O texto, do evangelho de hoje, (Mc 14, 1 – 15, 47) introduz-nos em duas multidões diferentes: uma, a dos que vêm a Jerusalém celebrar a Páscoa, gente simples, temente a Deus, que louva Jesus e o aclama como Filho de David; a outra, gente importante, socialmente falando, muitos deles fariseus, que querem acabar com Jesus, querem que Ele morra. E é nesta dialética de morte e de vida, de festa e de tristeza, que somos conduzidos, sem nunca perder de vista o Amor maior de Deus que atinge o pico, quando Jesus todo se entrega, por Amor, no Jardim das Oliveiras. É aí que Jesus, o inocente, que é também homem, num sofrimento sem paralelo, verdadeiramente se sente só e abandonado e, no limite das Suas forças, todo Se entrega por Amor ao Pai, para restabelecer, de uma vez para sempre, a Aliança entre Deus e a humanidade, por nosso Amor. Meu Senhor e meu Deus, como nos amais! Bendito e louvado sejais pelo Vosso Eterno Amor!

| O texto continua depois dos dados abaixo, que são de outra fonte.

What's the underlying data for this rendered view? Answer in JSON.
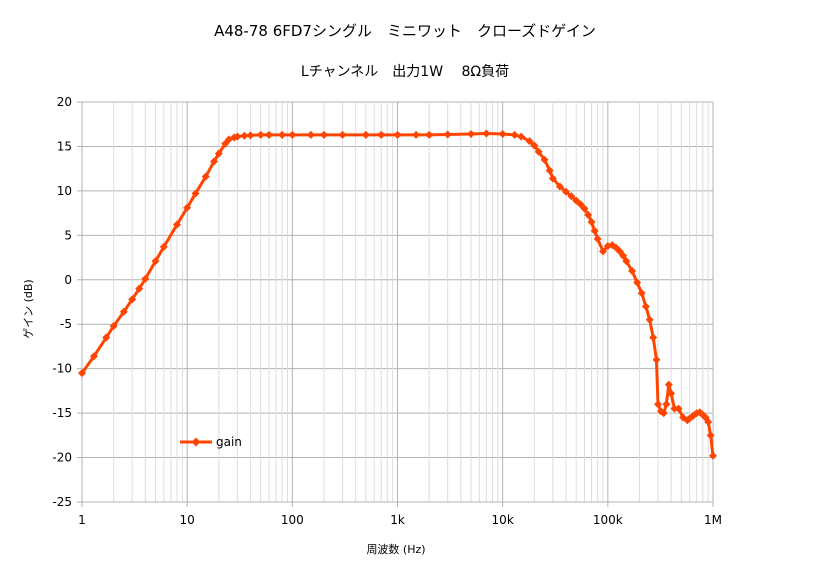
{
  "chart_data": {
    "type": "line",
    "title": "A48-78 6FD7シングル　ミニワット　クローズドゲイン",
    "subtitle": "Lチャンネル　出力1W　 8Ω負荷",
    "xlabel": "周波数 (Hz)",
    "ylabel": "ゲイン (dB)",
    "xscale": "log",
    "xlim": [
      1,
      1000000
    ],
    "ylim": [
      -25,
      20
    ],
    "grid": true,
    "legend_position": "lower-left",
    "x_tick_labels": [
      "1",
      "10",
      "100",
      "1k",
      "10k",
      "100k",
      "1M"
    ],
    "y_ticks": [
      20,
      15,
      10,
      5,
      0,
      -5,
      -10,
      -15,
      -20,
      -25
    ],
    "series": [
      {
        "name": "gain",
        "color": "#ff4500",
        "marker": "diamond",
        "x": [
          1,
          1.3,
          1.7,
          2,
          2.5,
          3,
          3.5,
          4,
          5,
          6,
          8,
          10,
          12,
          15,
          18,
          20,
          23,
          25,
          28,
          30,
          35,
          40,
          50,
          60,
          80,
          100,
          150,
          200,
          300,
          500,
          700,
          1000,
          1500,
          2000,
          3000,
          5000,
          7000,
          10000,
          13000,
          15000,
          18000,
          20000,
          22000,
          25000,
          28000,
          30000,
          35000,
          40000,
          45000,
          50000,
          55000,
          60000,
          65000,
          70000,
          75000,
          80000,
          90000,
          100000,
          110000,
          120000,
          130000,
          140000,
          150000,
          170000,
          190000,
          210000,
          230000,
          250000,
          270000,
          290000,
          300000,
          320000,
          340000,
          360000,
          380000,
          400000,
          430000,
          470000,
          520000,
          570000,
          600000,
          650000,
          700000,
          750000,
          800000,
          850000,
          900000,
          950000,
          1000000
        ],
        "y": [
          -10.5,
          -8.6,
          -6.5,
          -5.2,
          -3.6,
          -2.2,
          -1.0,
          0.1,
          2.1,
          3.7,
          6.2,
          8.1,
          9.7,
          11.6,
          13.3,
          14.2,
          15.3,
          15.8,
          16.0,
          16.1,
          16.2,
          16.25,
          16.3,
          16.3,
          16.3,
          16.3,
          16.3,
          16.3,
          16.3,
          16.3,
          16.3,
          16.3,
          16.3,
          16.3,
          16.35,
          16.4,
          16.45,
          16.4,
          16.3,
          16.1,
          15.6,
          15.1,
          14.4,
          13.5,
          12.3,
          11.4,
          10.5,
          9.9,
          9.4,
          8.9,
          8.5,
          8.0,
          7.3,
          6.5,
          5.5,
          4.6,
          3.2,
          3.8,
          3.9,
          3.6,
          3.2,
          2.7,
          2.1,
          1.0,
          -0.3,
          -1.5,
          -3.0,
          -4.5,
          -6.5,
          -9.0,
          -14.0,
          -14.8,
          -15.0,
          -14.0,
          -11.8,
          -12.8,
          -14.5,
          -14.5,
          -15.5,
          -15.8,
          -15.6,
          -15.3,
          -15.0,
          -14.9,
          -15.2,
          -15.5,
          -16.0,
          -17.5,
          -19.8
        ]
      }
    ]
  }
}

“Faltavam dois dias para a festa da Páscoa e dos Ázimos e os príncipes dos sacerdotes e os escribas procuravam maneira de se apoderarem de Jesus à traição para Lhe darem a morte. Mas diziam:

R «Durante a festa, não, para que não haja algum tumulto entre o povo».

N Jesus encontrava-Se em Betânia, em casa de Simão o Leproso, e, estando à mesa, veio uma mulher que trazia um vaso de alabastro com perfume de nardo puro de alto preço. Partiu o vaso de alabastro e derramou-o sobre a cabeça de Jesus. Alguns indignaram-se e diziam entre si:
R «Para que foi esse desperdício de perfume? Podia vender-se por mais de duzentos denários e dar o dinheiro aos pobres».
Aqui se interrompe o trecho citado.